Posted: Sat Jul 01, 2006 3:44 pm
by basdog22
Just as i thought it... And to display some pseudo maths:

if md5(2) has 2 possible hash values that match it, say md5(4d5f56df45dfdf45) and md5 (dsf56fds56fds65) then
md5(md5(2)) has more than 2 possible values that match.


the easiest brute forcer i can think of is:

Code: Select all

function bforceIt($hash,$initValue){
 if(md5($initValue)==$hash){
 die($initValue.'is a match');
}else{
$newValue=md5($initValue)
 bforceIt($hash,$newValue);
}
}
bforce('kj4j4h4hk45h44kj','basdog22');

Posted: Sat Jul 01, 2006 5:19 pm
by RobertGonzalez
AGISB wrote:I can tell you a reason to have them in plain text as well.

If you run a script to notify the user about an insecure password. If someone uses a very simple password you can only detect it when it is chosen. Its kind of hard to check for all insecure passwords on the fly. So I like to have a script run at night to check for those passwords.

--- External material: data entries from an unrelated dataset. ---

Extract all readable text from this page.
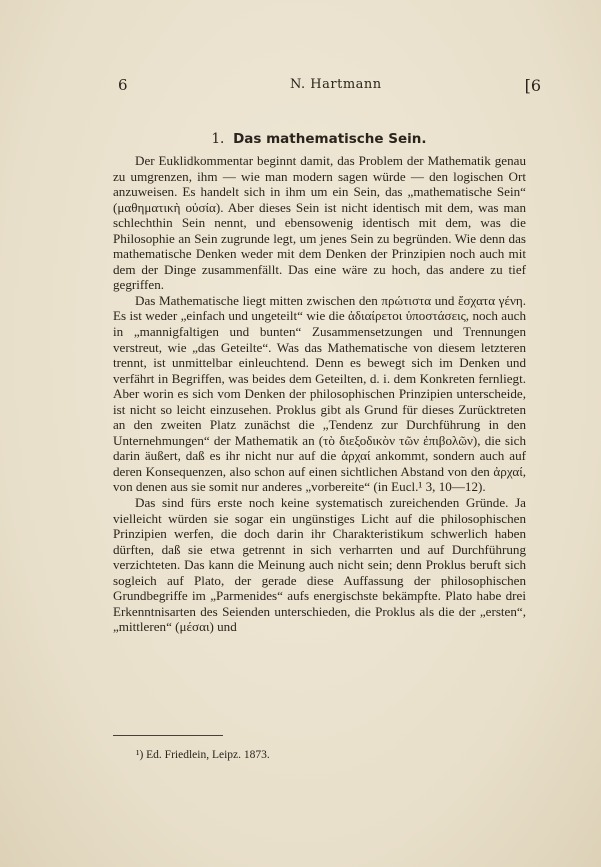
6	N. Hartmann	[6
1. Das mathematische Sein.

Der Euklidkommentar beginnt damit, das Problem der Mathematik genau zu umgrenzen, ihm — wie man modern sagen würde — den logischen Ort anzuweisen. Es handelt sich in ihm um ein Sein, das „mathematische Sein“ (μαθηματικὴ οὐσία). Aber dieses Sein ist nicht identisch mit dem, was man schlechthin Sein nennt, und ebensowenig identisch mit dem, was die Philosophie an Sein zugrunde legt, um jenes Sein zu begründen. Wie denn das mathematische Denken weder mit dem Denken der Prinzipien noch auch mit dem der Dinge zusammenfällt. Das eine wäre zu hoch, das andere zu tief gegriffen.

Das Mathematische liegt mitten zwischen den πρώτιστα und ἔσχατα γένη. Es ist weder „einfach und ungeteilt“ wie die ἀδιαίρετοι ὑποστάσεις, noch auch in „mannigfaltigen und bunten“ Zusammensetzungen und Trennungen verstreut, wie „das Geteilte“. Was das Mathematische von diesem letzteren trennt, ist unmittelbar einleuchtend. Denn es bewegt sich im Denken und verfährt in Begriffen, was beides dem Geteilten, d. i. dem Konkreten fernliegt. Aber worin es sich vom Denken der philosophischen Prinzipien unterscheide, ist nicht so leicht einzusehen. Proklus gibt als Grund für dieses Zurücktreten an den zweiten Platz zunächst die „Tendenz zur Durchführung in den Unternehmungen“ der Mathematik an (τὸ διεξοδικὸν τῶν ἐπιβολῶν), die sich darin äußert, daß es ihr nicht nur auf die ἀρχαί ankommt, sondern auch auf deren Konsequenzen, also schon auf einen sichtlichen Abstand von den ἀρχαί, von denen aus sie somit nur anderes „vorbereite“ (in Eucl.¹ 3, 10—12).

Das sind fürs erste noch keine systematisch zureichenden Gründe. Ja vielleicht würden sie sogar ein ungünstiges Licht auf die philosophischen Prinzipien werfen, die doch darin ihr Charakteristikum schwerlich haben dürften, daß sie etwa getrennt in sich verharrten und auf Durchführung verzichteten. Das kann die Meinung auch nicht sein; denn Proklus beruft sich sogleich auf Plato, der gerade diese Auffassung der philosophischen Grundbegriffe im „Parmenides“ aufs energischste bekämpfte. Plato habe drei Erkenntnisarten des Seienden unterschieden, die Proklus als die der „ersten“, „mittleren“ (μέσαι) und

¹) Ed. Friedlein, Leipz. 1873.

I however won't transmit them and they are in a special table that is only used by me and the script to analyse the security.
Check the passwords on login and notify the user their passwords aren't strong. Users that don't visit don't need to be emailed. Users that do visit, need to be protected. Since they are there, take a second and give them a pretty little notice that they are being silly with their password.